Her liramızın özenle kullanılması, sınırlı kaynaklarımızın önceliği bulunmayan, gerekli olmayan yerlere harcanmasının yanlışlığı artık görülüp tekrarlanmamalıdır. Sağlık alanındaki bilimi, bilim insanlarının dediklerini esas alan uygulamaların başarılı sonuçlarını görüyoruz. Keşke Bilim Kurulu’nun tekliflerinin tamamı eksiksiz ve zamanında uygulansaydı, gecikmeler yaşanmasaydı. Bu alanda yapılan ekonomi, maliye ve finansal alanlarda neden yapılamıyor? Siyasi yakınlık ölçütüyle değil, meseleye gerçekten vâkıf uzmanlardan, sanayicilerden bir yüksek ekonomik kurul neden oluşturulmuyor?

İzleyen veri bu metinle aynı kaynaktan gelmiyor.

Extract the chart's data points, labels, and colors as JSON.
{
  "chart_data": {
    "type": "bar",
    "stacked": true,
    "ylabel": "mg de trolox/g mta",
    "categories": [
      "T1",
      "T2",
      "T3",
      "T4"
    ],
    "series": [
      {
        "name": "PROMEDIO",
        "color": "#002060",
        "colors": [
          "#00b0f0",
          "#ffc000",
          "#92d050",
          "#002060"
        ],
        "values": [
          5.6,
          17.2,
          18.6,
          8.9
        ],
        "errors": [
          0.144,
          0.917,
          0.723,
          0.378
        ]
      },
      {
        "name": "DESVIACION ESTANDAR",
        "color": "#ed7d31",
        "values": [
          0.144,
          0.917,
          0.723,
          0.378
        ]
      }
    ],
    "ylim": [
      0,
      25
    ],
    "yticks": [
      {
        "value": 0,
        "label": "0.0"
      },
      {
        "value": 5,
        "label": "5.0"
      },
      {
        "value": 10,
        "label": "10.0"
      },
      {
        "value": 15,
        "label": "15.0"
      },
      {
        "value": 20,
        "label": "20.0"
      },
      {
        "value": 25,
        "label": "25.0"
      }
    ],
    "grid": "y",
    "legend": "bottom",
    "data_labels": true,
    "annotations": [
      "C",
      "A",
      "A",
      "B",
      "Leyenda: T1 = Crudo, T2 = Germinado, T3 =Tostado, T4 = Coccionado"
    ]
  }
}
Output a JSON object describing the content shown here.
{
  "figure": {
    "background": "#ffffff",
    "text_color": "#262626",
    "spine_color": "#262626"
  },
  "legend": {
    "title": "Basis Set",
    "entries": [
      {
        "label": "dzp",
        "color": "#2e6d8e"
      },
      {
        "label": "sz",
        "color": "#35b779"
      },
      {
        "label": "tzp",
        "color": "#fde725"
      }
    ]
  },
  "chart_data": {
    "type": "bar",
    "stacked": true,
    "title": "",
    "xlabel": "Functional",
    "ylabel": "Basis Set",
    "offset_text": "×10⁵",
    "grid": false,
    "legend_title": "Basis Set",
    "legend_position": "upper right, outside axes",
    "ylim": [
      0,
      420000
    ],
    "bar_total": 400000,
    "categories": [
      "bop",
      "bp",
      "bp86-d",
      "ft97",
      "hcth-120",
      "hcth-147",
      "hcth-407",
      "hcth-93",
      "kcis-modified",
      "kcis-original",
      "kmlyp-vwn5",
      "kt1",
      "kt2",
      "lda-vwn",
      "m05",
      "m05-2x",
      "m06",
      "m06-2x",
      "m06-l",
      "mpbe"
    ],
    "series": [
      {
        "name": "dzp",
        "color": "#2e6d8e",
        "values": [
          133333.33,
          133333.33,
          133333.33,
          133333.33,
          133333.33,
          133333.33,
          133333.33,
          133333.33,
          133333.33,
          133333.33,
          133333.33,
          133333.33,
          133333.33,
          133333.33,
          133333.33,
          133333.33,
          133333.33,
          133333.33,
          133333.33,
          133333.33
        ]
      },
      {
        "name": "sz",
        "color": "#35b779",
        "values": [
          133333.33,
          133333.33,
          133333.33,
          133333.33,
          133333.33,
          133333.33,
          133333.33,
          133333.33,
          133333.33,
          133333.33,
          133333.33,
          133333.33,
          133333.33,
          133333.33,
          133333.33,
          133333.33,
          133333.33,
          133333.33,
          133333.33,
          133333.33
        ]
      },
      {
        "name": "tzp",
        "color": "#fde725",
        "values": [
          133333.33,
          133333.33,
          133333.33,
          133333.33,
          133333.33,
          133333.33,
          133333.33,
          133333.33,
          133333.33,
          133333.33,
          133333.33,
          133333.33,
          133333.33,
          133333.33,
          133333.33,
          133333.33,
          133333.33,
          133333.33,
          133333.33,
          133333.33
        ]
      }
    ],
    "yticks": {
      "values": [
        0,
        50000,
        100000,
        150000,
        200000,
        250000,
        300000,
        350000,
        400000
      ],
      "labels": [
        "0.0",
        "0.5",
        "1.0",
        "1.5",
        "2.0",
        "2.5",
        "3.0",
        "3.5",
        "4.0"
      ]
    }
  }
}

Türkiye’de, önlemler gevşetilmeden ve Kurul’un önerilerine zaman geçirilmeden uyulup sürdürülse inşallah salgın ağırlaşmadan kısa sürede önce en üst noktaya ulaşılır; ardından süratle inişe geçilerek mayıs ayı çıkmadan bu kâbustan kurtuluruz. Ancak sağlıkta sorun biterken ekonomide oluşan hasar maalesef sürecektir. Bunun olabildiğince az olması; ekonomi yönetiminin tüm kurullarıyla birlikte köklü şekilde yeniden düzenlenmesi; bilgiye, uzmanlığa değer verilerek imkanlarımızla ve şartlarımızla örtüşen kısa ve orta vadeli plan ve programlar yapılıp tavizsiz uygulanması gerekir.
Şeffaflığın, denetimin olmadığı israf ve gösteriş ekonomisinden, verimliliğin üretimin esas alındığı, popülizmden uzak durulduğu rasyonel bir döneme geçilmediği sürece ekonomik sıkıntılarımız yazık ki bitmeyecektir.